Yves Provencher/Archives Métro

Après avoir franchi la barre de 1,50$ le litre en septembre, le prix de l’essence est à la baisse. Lundi, au cours de la journée, les automobilistes pouvaient en acheter à environ 1,25$ le litre.

Si le prix à la pompe est à la baisse, c’est que plusieurs facteurs convergent, a avancé la présidente-directrice général de l’Association québécoise des indépendants du pétrole, Sonia Marcotte. «Souvent, on entend ″le brut a baissé, comment ça se fait que ça ne baisse pas à la pompe″. Mais il y a tout un monde entre le brut et la pompe», a-t-elle expliqué.

Lundi, le prix du baril de pétrole Brent s’élevait à environ 110$ alors qu’en septembre, il atteignait 115$. Le coût du raffinage est aussi à la baisse et se situait lundi à 76 cents le litre plutôt qu’à 92 cents le litre le mois dernier.
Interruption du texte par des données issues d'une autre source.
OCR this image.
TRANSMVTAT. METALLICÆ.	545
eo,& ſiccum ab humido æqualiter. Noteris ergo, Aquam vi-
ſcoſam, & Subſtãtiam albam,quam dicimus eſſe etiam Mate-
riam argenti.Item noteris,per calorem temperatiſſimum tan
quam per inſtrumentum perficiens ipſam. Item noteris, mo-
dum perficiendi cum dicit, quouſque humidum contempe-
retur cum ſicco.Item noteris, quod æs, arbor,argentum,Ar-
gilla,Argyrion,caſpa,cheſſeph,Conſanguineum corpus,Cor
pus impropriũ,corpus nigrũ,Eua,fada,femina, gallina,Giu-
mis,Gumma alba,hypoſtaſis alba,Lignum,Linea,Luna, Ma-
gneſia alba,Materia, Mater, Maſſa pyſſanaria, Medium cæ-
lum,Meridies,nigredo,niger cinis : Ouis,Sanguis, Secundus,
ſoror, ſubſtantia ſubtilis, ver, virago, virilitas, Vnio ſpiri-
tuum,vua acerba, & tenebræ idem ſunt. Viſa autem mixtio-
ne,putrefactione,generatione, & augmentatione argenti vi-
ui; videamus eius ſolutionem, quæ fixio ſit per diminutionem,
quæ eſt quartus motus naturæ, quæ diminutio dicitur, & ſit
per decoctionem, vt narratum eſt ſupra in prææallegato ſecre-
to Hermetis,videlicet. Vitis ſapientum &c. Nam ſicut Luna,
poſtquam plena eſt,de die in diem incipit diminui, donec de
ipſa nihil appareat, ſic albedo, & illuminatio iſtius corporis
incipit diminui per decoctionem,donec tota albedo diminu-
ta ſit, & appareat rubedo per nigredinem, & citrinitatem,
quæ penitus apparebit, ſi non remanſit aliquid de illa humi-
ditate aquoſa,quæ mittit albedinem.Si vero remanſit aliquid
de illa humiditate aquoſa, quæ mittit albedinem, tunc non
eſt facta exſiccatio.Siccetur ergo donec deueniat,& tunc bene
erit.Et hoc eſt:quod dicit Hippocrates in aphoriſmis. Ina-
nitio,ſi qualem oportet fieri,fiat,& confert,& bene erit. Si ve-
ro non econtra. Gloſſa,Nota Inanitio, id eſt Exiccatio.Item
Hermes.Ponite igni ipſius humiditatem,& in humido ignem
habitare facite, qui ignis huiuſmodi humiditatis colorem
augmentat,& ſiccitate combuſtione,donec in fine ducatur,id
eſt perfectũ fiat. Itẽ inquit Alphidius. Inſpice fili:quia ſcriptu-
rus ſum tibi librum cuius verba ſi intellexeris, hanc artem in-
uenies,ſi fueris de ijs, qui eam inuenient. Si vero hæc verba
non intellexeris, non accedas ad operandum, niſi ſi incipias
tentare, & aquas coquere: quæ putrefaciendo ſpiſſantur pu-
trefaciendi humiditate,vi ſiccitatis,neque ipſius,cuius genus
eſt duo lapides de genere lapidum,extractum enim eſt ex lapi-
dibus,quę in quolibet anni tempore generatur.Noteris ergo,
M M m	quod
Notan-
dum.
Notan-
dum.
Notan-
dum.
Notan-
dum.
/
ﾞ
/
Quant à la marge de détail, elle était plutôt basse, à 3,6 cents le litre. CAA-Québec conseille aux automobilistes d’aller rapidement faire le plein d’essence puisque qu’une telle marge de détail n’est pas là pour durer. L’AQUIP estime qu’une marge de détail de 4,9 cents le litre permet aux détaillants de couvrir leurs coûts d’exploitation.

L’incertitude économique qui atteint tous les coins de la planète a aussi un effet sur le cours du pétrole. «La consommation d’énergie dépend de la santé financière de la planète, a affirmé le vice-président de la division de l’Est de l’Institut canadien des produits pétroliers (ICPP), Carol Montreuil. Dès qu’on annonce un ralentissement économique ou que les choses vont plutôt mal en Europe, les gens se disent alors qu’on aura moins besoin de pétrole. Qui dit moins de demande de pétrole, dit pression à la baisse sur les prix.»

Puisque ces craintes d’ordre économique ont supplanté dernièrement la peur de voir un conflit éclater au Moyen-Orient si l’Iran se dote d’une arme atomique, le prix du pétrole a tendance à baisser. Celui-ci ferait rapidement un bon vers le haut si les tensions géopolitiques autour de l’Iran s’intensifiaient.

Quel sera l’impact de Sandy?

  • Une dizaine de raffineries sont situées dans la zone que l’ouragan Sandy doit traverser.
  • Quelques-unes ont annoncé qu’elles réduiraient ou qu’elles arrêteraient leur production.
  • L’impact de Sandy dépendra des dommages que l’ouragan causera, croit la pdg de l’AQUIP, Sonia Marcotte.
  • L’ouragan devrait avoir moins d’impact sur le cours du pétrole que l’ouragan Katrina qui a soufflé sur le golfe du Mexique en 2005, selon le vice-président de l’ICPP, Carol Montreuil, puisque la production des raffineries du golfe est beaucoup plus importante que celles de la cote est américaine.
  • Le prix du pétrole brut risque de baisser puisque les raffineries ont ralenti ou cessé leur production. Toutefois, la demande à pompe demeure la même, mais l’offre de pétrole diminue, ce qui pourrait faire augmenter le prix, a indiqué M. Montreuil.